Unpaid interns win case against movie studio
by Rachel Lynn Aldrich
Posted 6/13/13, 02:25 pm
For students looking to break into difficult fields, internships have traditionally been the go-to option, even if they are unpaid. But the future of unpaid internships is uncertain after a federal judge in New York ruled this week that Fox Searchlight Pictures violated minimum wage and overtime laws by not paying interns who worked on the production of the 2010 movie Black Swan.
In the ruling, U.S. District Judge William H. Pauley III measured the company against a six-part test outlined by the Labor Department for determining whether an internship can be unpaid. Under the test, the internship must be similar to an educational environment, run primarily for the benefit of the intern as opposed to the employer, and the intern’s work should not replace that of regular employees.
Pauley said Fox should have paid the two interns who filed the lawsuit because they did the same work as regular employees, provided value to the company, and performed low-level tasks that didn’t require any specialized training.
The interns, Eric Glatt and Alexander Footman, organized filing cabinets, tracked purchase orders, made copies, drafted cover letters, and ran errands.
“Undoubtedly Mr. Glatt and Mr. Footman received some benefits from their internships, such as resume listings, job references, and an understanding of how a production office works,” Pauley wrote. “But those benefits were incidental to working in the office like any other employees and were not the result of internships intentionally structured to benefit them.”
Chris Petrikin, a spokesman for 20th Century Fox, said the company believes the ruling was erroneous and plans to appeal.
Juno Turner, an attorney for the plaintiffs, said it was the first time a court had given employee status to young people doing the types of duties commonly associated with interns.
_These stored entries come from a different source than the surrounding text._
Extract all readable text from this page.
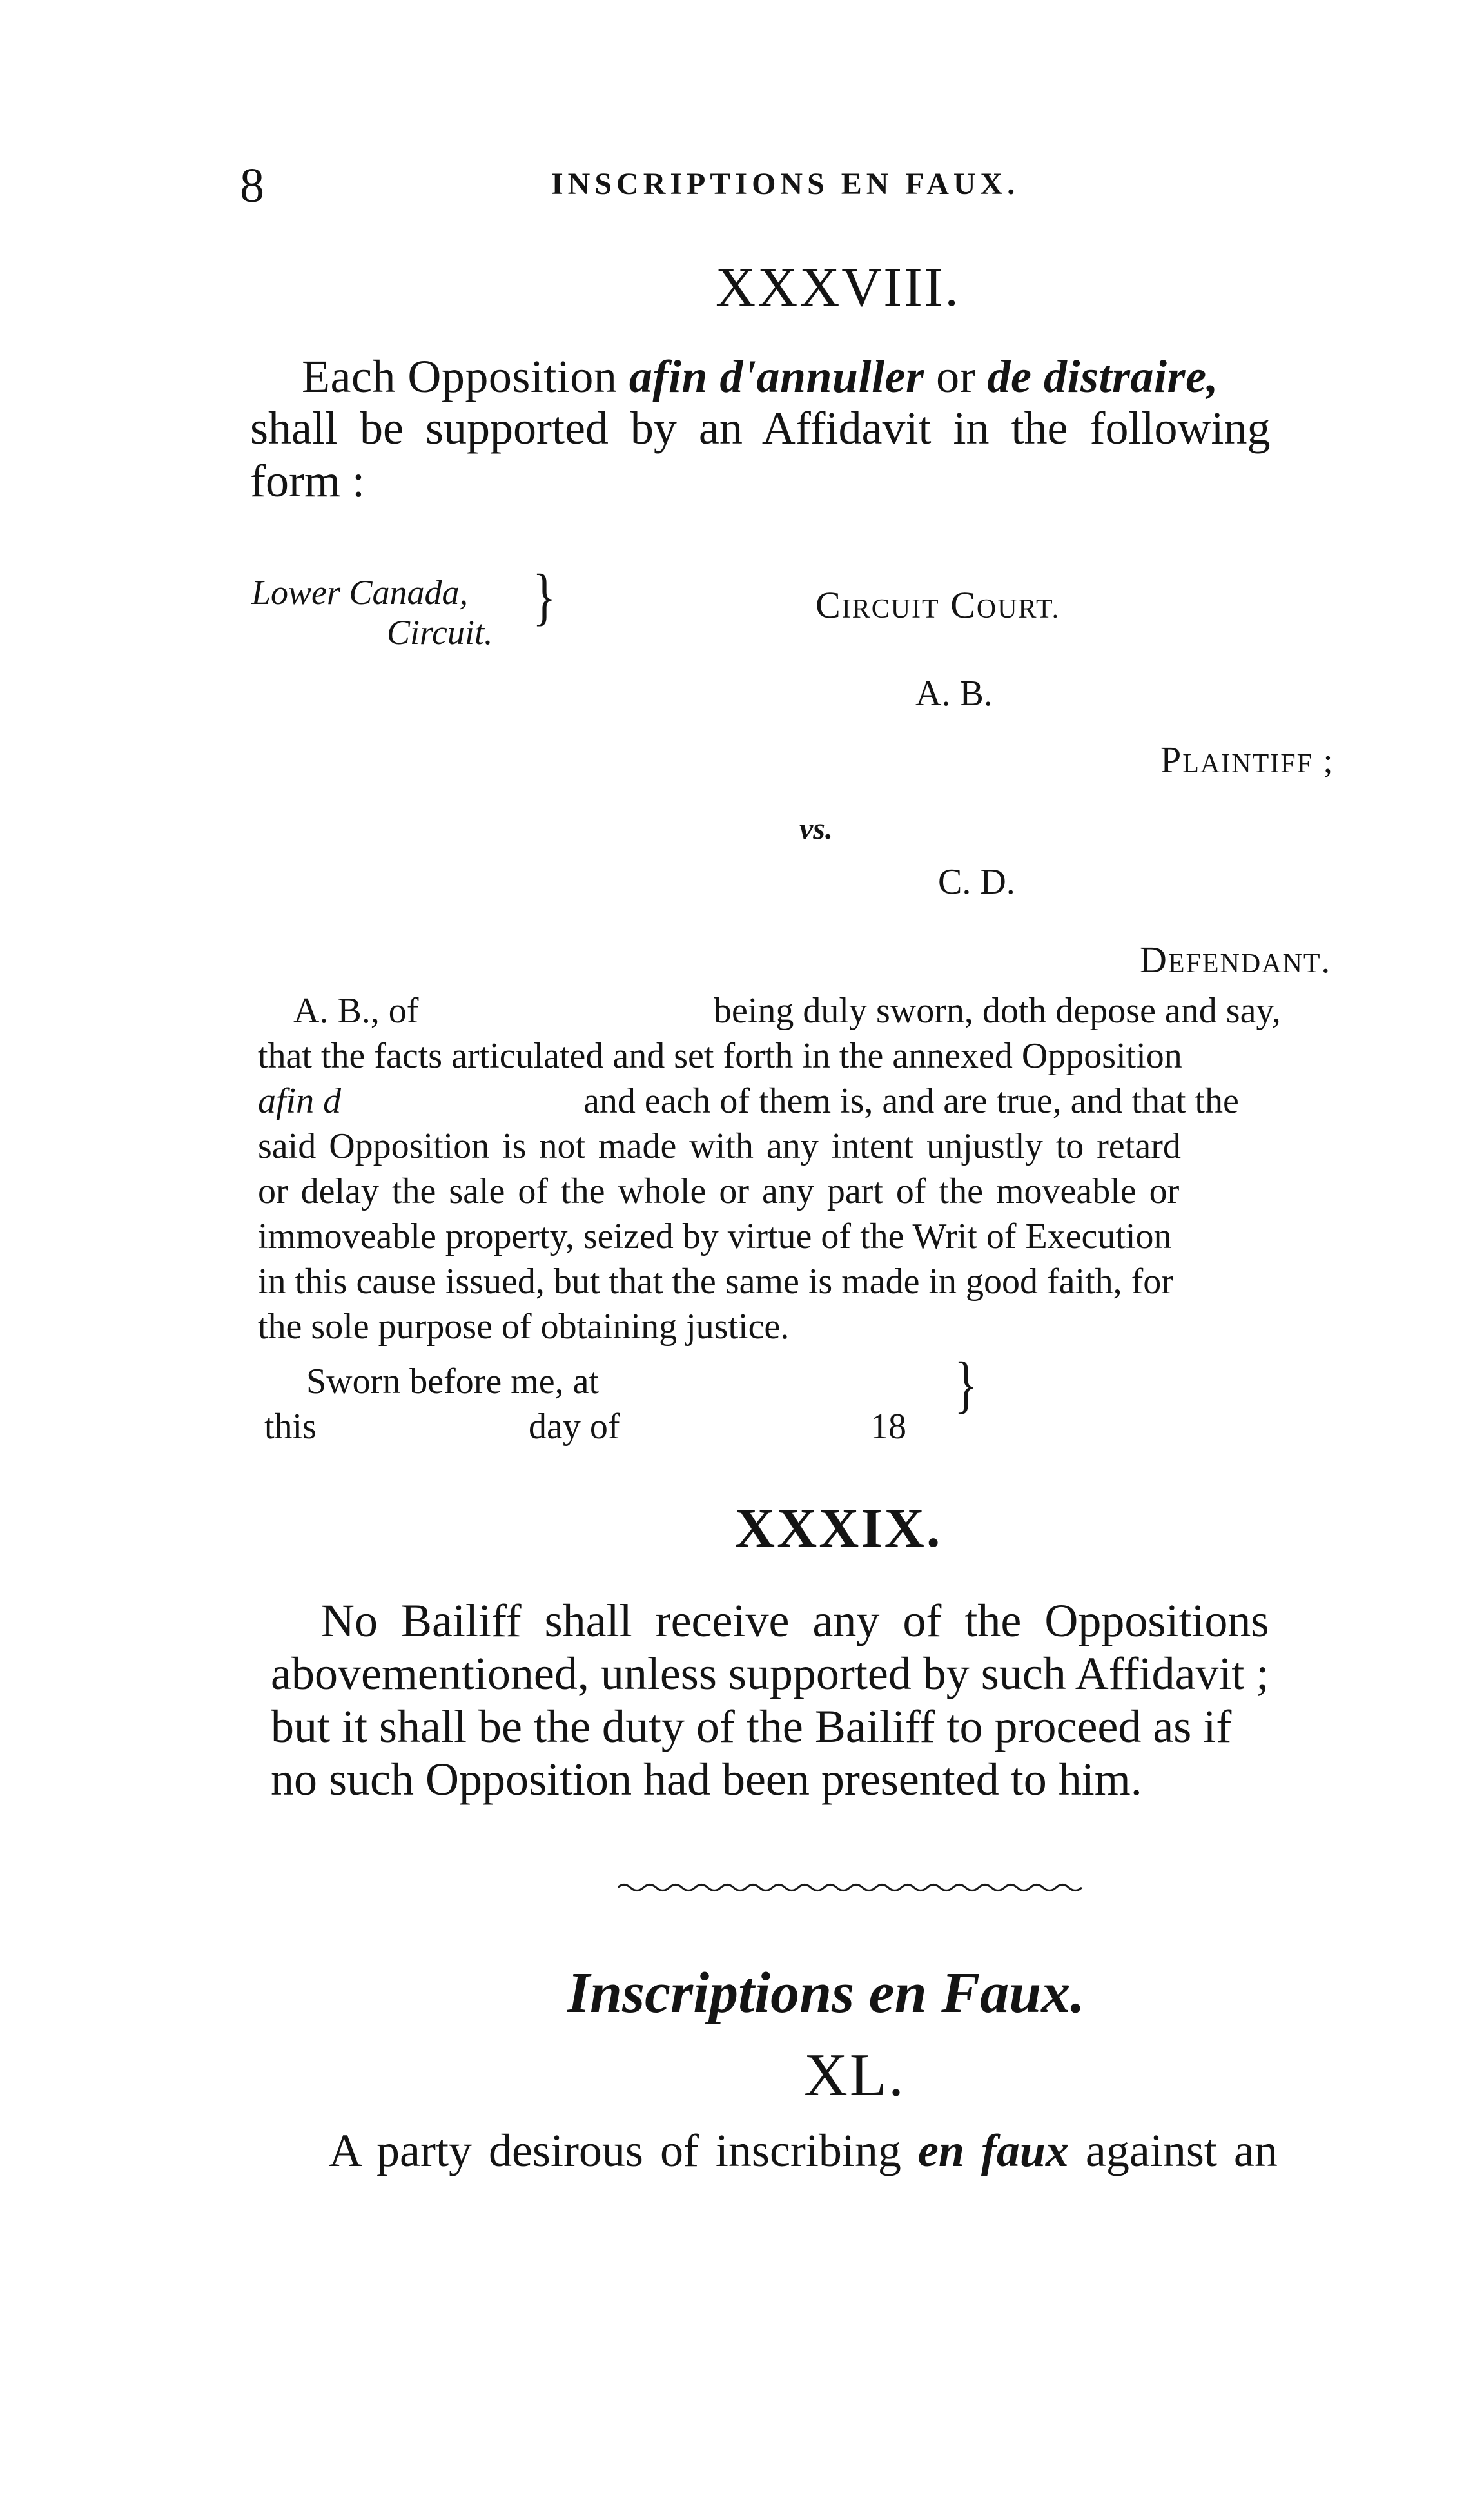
8	INSCRIPTIONS EN FAUX.
XXXVIII.
Each Opposition afin d'annuller or de distraire,
shall be supported by an Affidavit in the following
form :
Lower Canada,
Circuit.
}	CIRCUIT COURT.
A. B.
PLAINTIFF ;
vs.
C. D.
DEFENDANT.
A. B., of	being duly sworn, doth depose and say,
that the facts articulated and set forth in the annexed Opposition
afin d	and each of them is, and are true, and that the
said Opposition is not made with any intent unjustly to retard
or delay the sale of the whole or any part of the moveable or
immoveable property, seized by virtue of the Writ of Execution
in this cause issued, but that the same is made in good faith, for
the sole purpose of obtaining justice.
Sworn before me, at
this	day of	18
}
XXXIX.
No Bailiff shall receive any of the Oppositions
abovementioned, unless supported by such Affidavit ;
but it shall be the duty of the Bailiff to proceed as if
no such Opposition had been presented to him.
Inscriptions en Faux.
XL.
A party desirous of inscribing en faux against an
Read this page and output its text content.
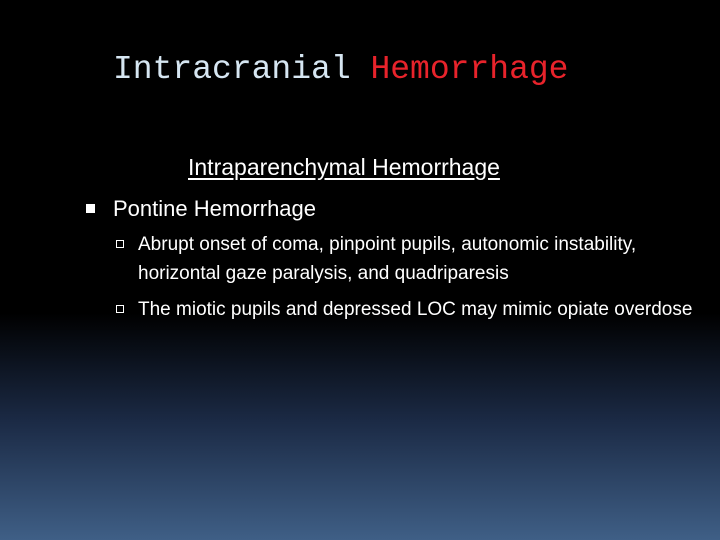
Intracranial Hemorrhage
Intraparenchymal Hemorrhage
Pontine Hemorrhage
Abrupt onset of coma, pinpoint pupils, autonomic instability, horizontal gaze paralysis, and quadriparesis
The miotic pupils and depressed LOC may mimic opiate overdose
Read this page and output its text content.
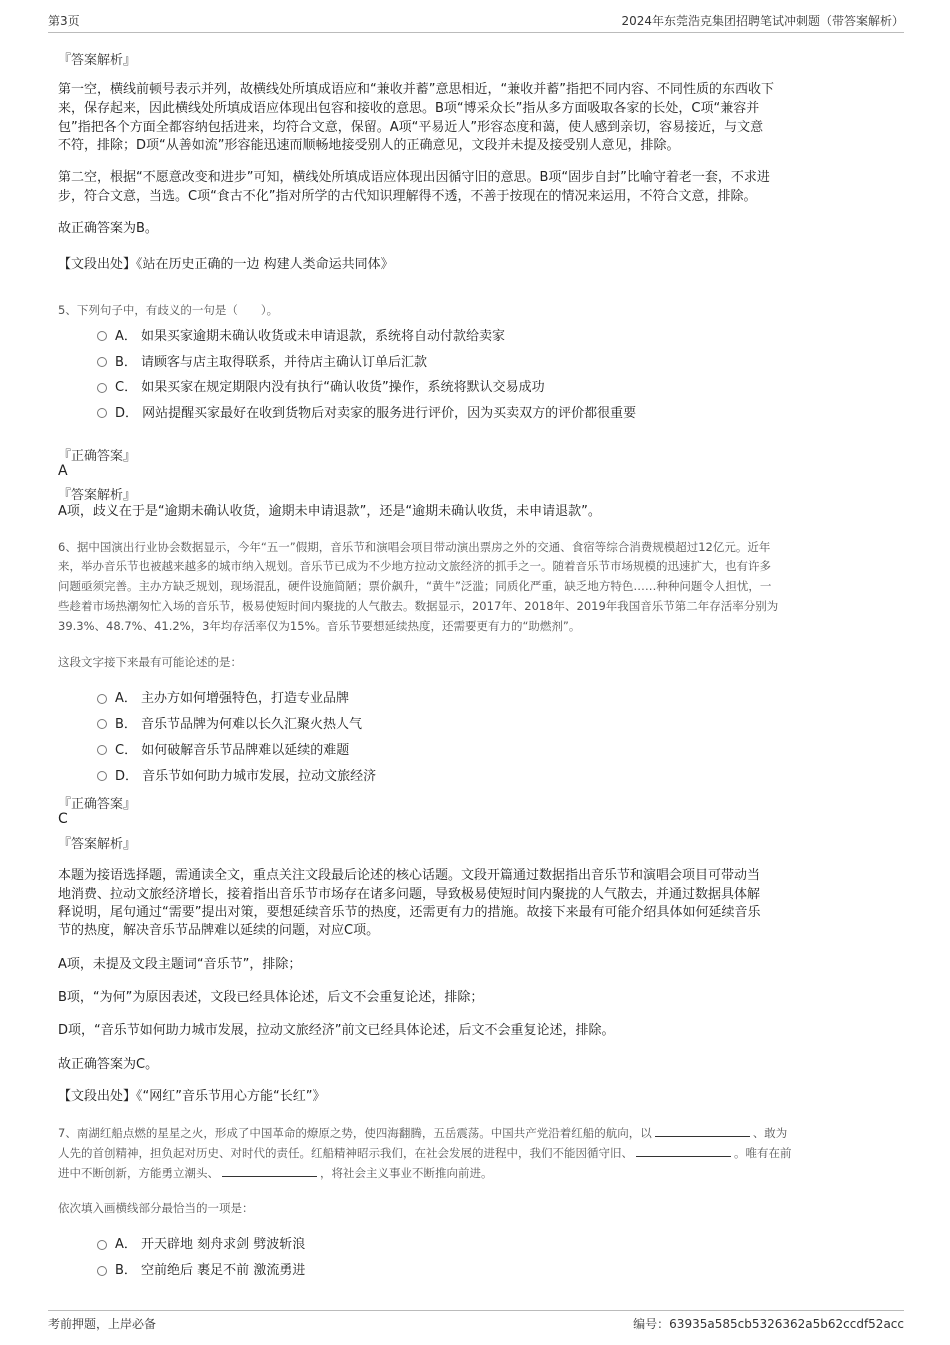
第3页	2024年东莞浩克集团招聘笔试冲刺题（带答案解析）
『答案解析』
第一空，横线前顿号表示并列，故横线处所填成语应和“兼收并蓄”意思相近，“兼收并蓄”指把不同内容、不同性质的东西收下
来，保存起来，因此横线处所填成语应体现出包容和接收的意思。B项“博采众长”指从多方面吸取各家的长处，C项“兼容并
包”指把各个方面全都容纳包括进来，均符合文意，保留。A项“平易近人”形容态度和蔼，使人感到亲切，容易接近，与文意
不符，排除；D项“从善如流”形容能迅速而顺畅地接受别人的正确意见，文段并未提及接受别人意见，排除。
第二空，根据“不愿意改变和进步”可知，横线处所填成语应体现出因循守旧的意思。B项“固步自封”比喻守着老一套，不求进
步，符合文意，当选。C项“食古不化”指对所学的古代知识理解得不透，不善于按现在的情况来运用，不符合文意，排除。
故正确答案为B。
【文段出处】《站在历史正确的一边 构建人类命运共同体》
5、下列句子中，有歧义的一句是（　　）。
A． 如果买家逾期未确认收货或未申请退款，系统将自动付款给卖家
B． 请顾客与店主取得联系，并待店主确认订单后汇款
C． 如果买家在规定期限内没有执行“确认收货”操作，系统将默认交易成功
D． 网站提醒买家最好在收到货物后对卖家的服务进行评价，因为买卖双方的评价都很重要
『正确答案』
A
『答案解析』
A项，歧义在于是“逾期未确认收货，逾期未申请退款”，还是“逾期未确认收货，未申请退款”。
6、据中国演出行业协会数据显示，今年“五一”假期，音乐节和演唱会项目带动演出票房之外的交通、食宿等综合消费规模超过12亿元。近年
来，举办音乐节也被越来越多的城市纳入规划。音乐节已成为不少地方拉动文旅经济的抓手之一。随着音乐节市场规模的迅速扩大，也有许多
问题亟须完善。主办方缺乏规划，现场混乱，硬件设施简陋；票价飙升，“黄牛”泛滥；同质化严重，缺乏地方特色……种种问题令人担忧，一
些趁着市场热潮匆忙入场的音乐节，极易使短时间内聚拢的人气散去。数据显示，2017年、2018年、2019年我国音乐节第二年存活率分别为
39.3%、48.7%、41.2%，3年均存活率仅为15%。音乐节要想延续热度，还需要更有力的“助燃剂”。
这段文字接下来最有可能论述的是：
A． 主办方如何增强特色，打造专业品牌
B． 音乐节品牌为何难以长久汇聚火热人气
C． 如何破解音乐节品牌难以延续的难题
D． 音乐节如何助力城市发展，拉动文旅经济
『正确答案』
C
『答案解析』
本题为接语选择题，需通读全文，重点关注文段最后论述的核心话题。文段开篇通过数据指出音乐节和演唱会项目可带动当
地消费、拉动文旅经济增长，接着指出音乐节市场存在诸多问题，导致极易使短时间内聚拢的人气散去，并通过数据具体解
释说明，尾句通过“需要”提出对策，要想延续音乐节的热度，还需更有力的措施。故接下来最有可能介绍具体如何延续音乐
节的热度，解决音乐节品牌难以延续的问题，对应C项。
A项，未提及文段主题词“音乐节”，排除；
B项，“为何”为原因表述，文段已经具体论述，后文不会重复论述，排除；
D项，“音乐节如何助力城市发展，拉动文旅经济”前文已经具体论述，后文不会重复论述，排除。
故正确答案为C。
【文段出处】《“网红”音乐节用心方能“长红”》
7、南湖红船点燃的星星之火，形成了中国革命的燎原之势，使四海翻腾，五岳震荡。中国共产党沿着红船的航向，以	、敢为
人先的首创精神，担负起对历史、对时代的责任。红船精神昭示我们，在社会发展的进程中，我们不能因循守旧、	。唯有在前
进中不断创新，方能勇立潮头、	，将社会主义事业不断推向前进。
依次填入画横线部分最恰当的一项是：
A． 开天辟地 刻舟求剑 劈波斩浪
B． 空前绝后 裹足不前 激流勇进
考前押题，上岸必备	编号：63935a585cb5326362a5b62ccdf52acc
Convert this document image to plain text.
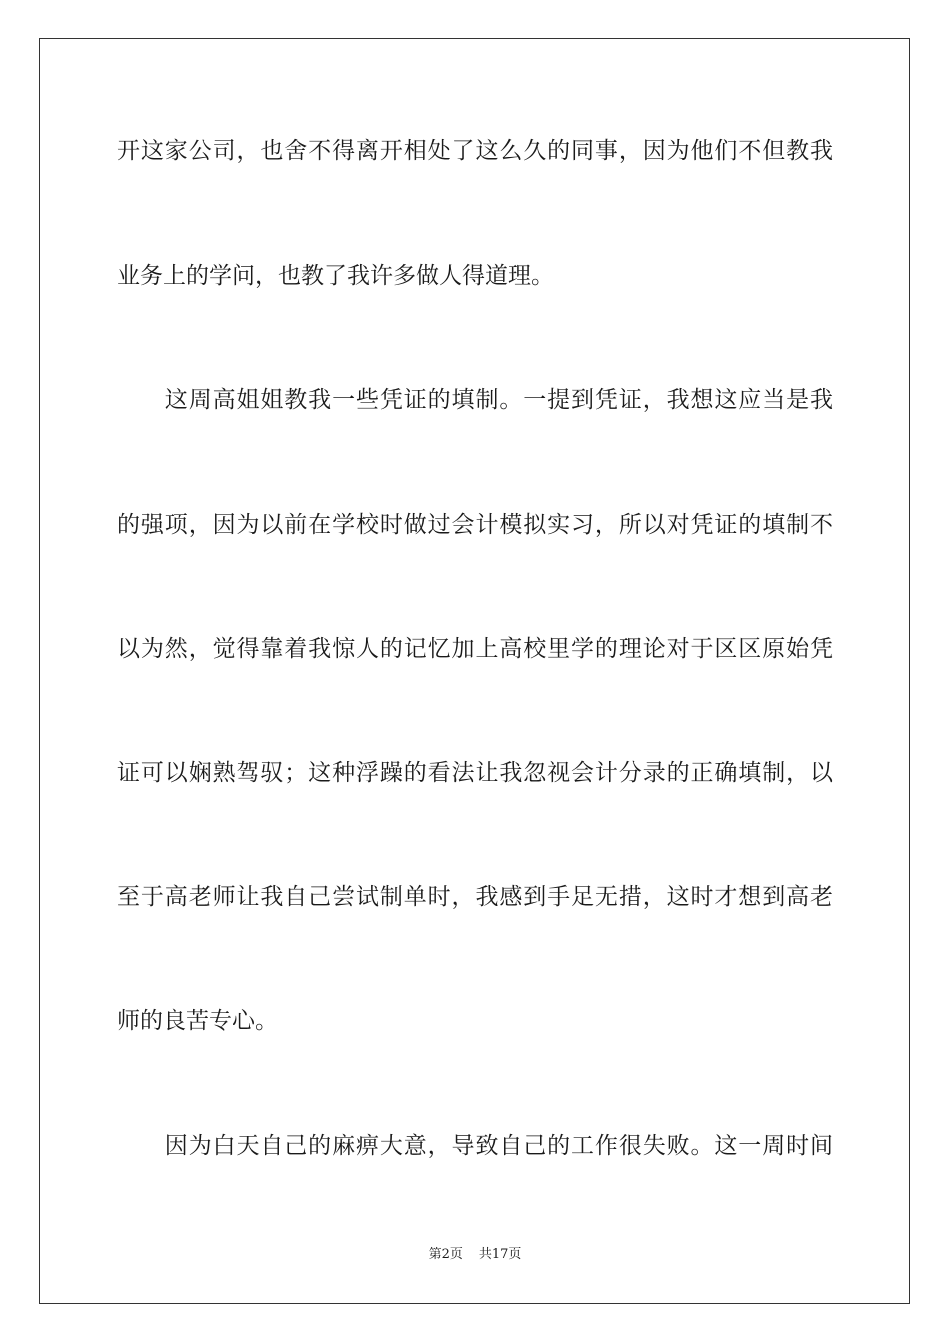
开这家公司，也舍不得离开相处了这么久的同事，因为他们不但教我
业务上的学问，也教了我许多做人得道理。
　　这周高姐姐教我一些凭证的填制。一提到凭证，我想这应当是我
的强项，因为以前在学校时做过会计模拟实习，所以对凭证的填制不
以为然，觉得靠着我惊人的记忆加上高校里学的理论对于区区原始凭
证可以娴熟驾驭；这种浮躁的看法让我忽视会计分录的正确填制，以
至于高老师让我自己尝试制单时，我感到手足无措，这时才想到高老
师的良苦专心。
　　因为白天自己的麻痹大意，导致自己的工作很失败。这一周时间
第2页 共17页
Two other cases in recent years also have claimed all interns should be paid.
The decision may cause some companies to reconsider whether offering unpaid internships is worth the legal risk.
“I’m sure this is causing a lot of discussions to be held in human resource offices and internship programs across the country,” said David Yamada, professor of law at Suffolk University in Boston.
There are up to 1 million unpaid internships offered in the United States every year, said Ross Eisenbrey, vice president of the Economic Policy Institute, a liberal-leaning think tank, who blamed companies for exploiting young workers and driving down wages.
But some question whether insisting all interns be paid will accomplish the desired goal. Raising the risk factor for companies hiring unpaid interns may not cause them to hire the same people for pay. It may make them wonder whether an employee with no experience, fresh out of college, is worth minimum wage to them. If not, the ruling may mean college graduates already struggling to find jobs now will have trouble finding experience as well.
The Associated Press contributed to this report.